At some point, about 2/3 through, Steadman hits upon a novel articulation. He shows how the development of design needs a mediating "plateau" in which the problems and solutions can interact at a symbolic level. Only by having this symbolic level can an alphabet of difference be created that drives higher order. Without this symbolic level, difference for each instance would have to be re-created via independent mechanisms. Without understanding a wheel as a thing, a wheel would need to be invented each time, anew, to solve the same problem. Without understanding a given problem as one that is found in different contexts, we would not be able to address it with a matching "technology".
And so, in this sense, architecture can really grow. I mean REALLY grow because it has technology. It has a "vocabulary". In that sense, the birth of architecture isn't just the birth of buildings. It's really the birth of the language of buildings as modular units that can be rearranged.
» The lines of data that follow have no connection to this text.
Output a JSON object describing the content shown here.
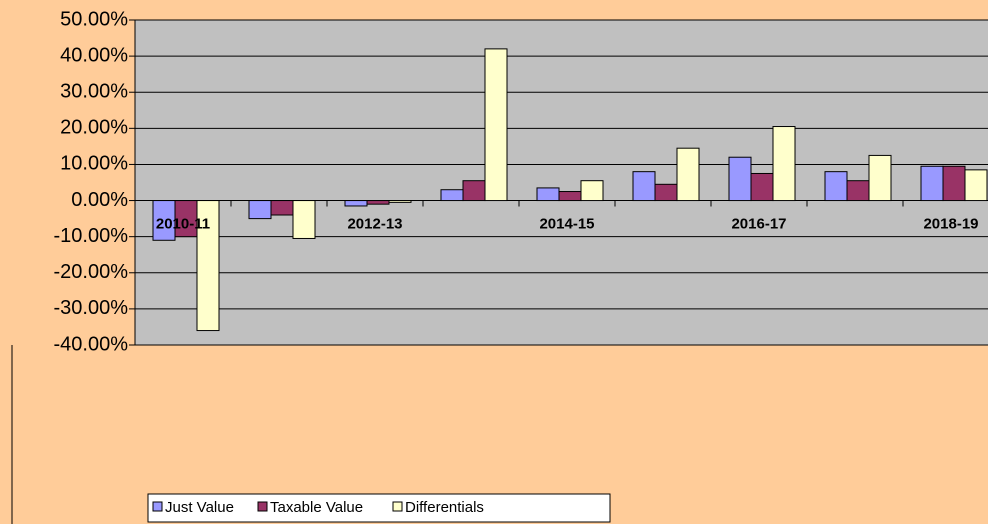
{
  "chart_data": {
    "type": "bar",
    "categories": [
      "2010-11",
      null,
      "2012-13",
      null,
      "2014-15",
      null,
      "2016-17",
      null,
      "2018-19"
    ],
    "series": [
      {
        "name": "Just Value",
        "color": "#9999FF",
        "values": [
          -11,
          -5,
          -1.5,
          3,
          3.5,
          8,
          12,
          8,
          9.5
        ]
      },
      {
        "name": "Taxable Value",
        "color": "#993366",
        "values": [
          -10,
          -4,
          -1,
          5.5,
          2.5,
          4.5,
          7.5,
          5.5,
          9.5
        ]
      },
      {
        "name": "Differentials",
        "color": "#FFFFCC",
        "values": [
          -36,
          -10.5,
          -0.5,
          42,
          5.5,
          14.5,
          20.5,
          12.5,
          8.5
        ]
      }
    ],
    "ylim": [
      -40,
      50
    ],
    "yticks": [
      {
        "value": -40,
        "label": "-40.00%"
      },
      {
        "value": -30,
        "label": "-30.00%"
      },
      {
        "value": -20,
        "label": "-20.00%"
      },
      {
        "value": -10,
        "label": "-10.00%"
      },
      {
        "value": 0,
        "label": "0.00%"
      },
      {
        "value": 10,
        "label": "10.00%"
      },
      {
        "value": 20,
        "label": "20.00%"
      },
      {
        "value": 30,
        "label": "30.00%"
      },
      {
        "value": 40,
        "label": "40.00%"
      },
      {
        "value": 50,
        "label": "50.00%"
      }
    ],
    "grid": true,
    "legend": "bottom"
  }
}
Strangely, Steadman doesn't seem to get this. Or, he gets it and he says it. In a kind of roundabout way. But then he forces the conclusion back to his analogy. And basically says, the two are the same because they exist materially, and are besought with problems. So the path they take is really just convoluted. That's not interesting at all.
In fact, he was coming about the gestalt of languages. And then he ends with his crappy analogy.
He seems to be unable to really think his own solution through. I say this because his book is in some sense, a list of things surrounding the topic. He doesn't get at the basic organizational "chunking" that is materially necessary as part and parcel of how the process of solving (and defining) problems can be accelerated.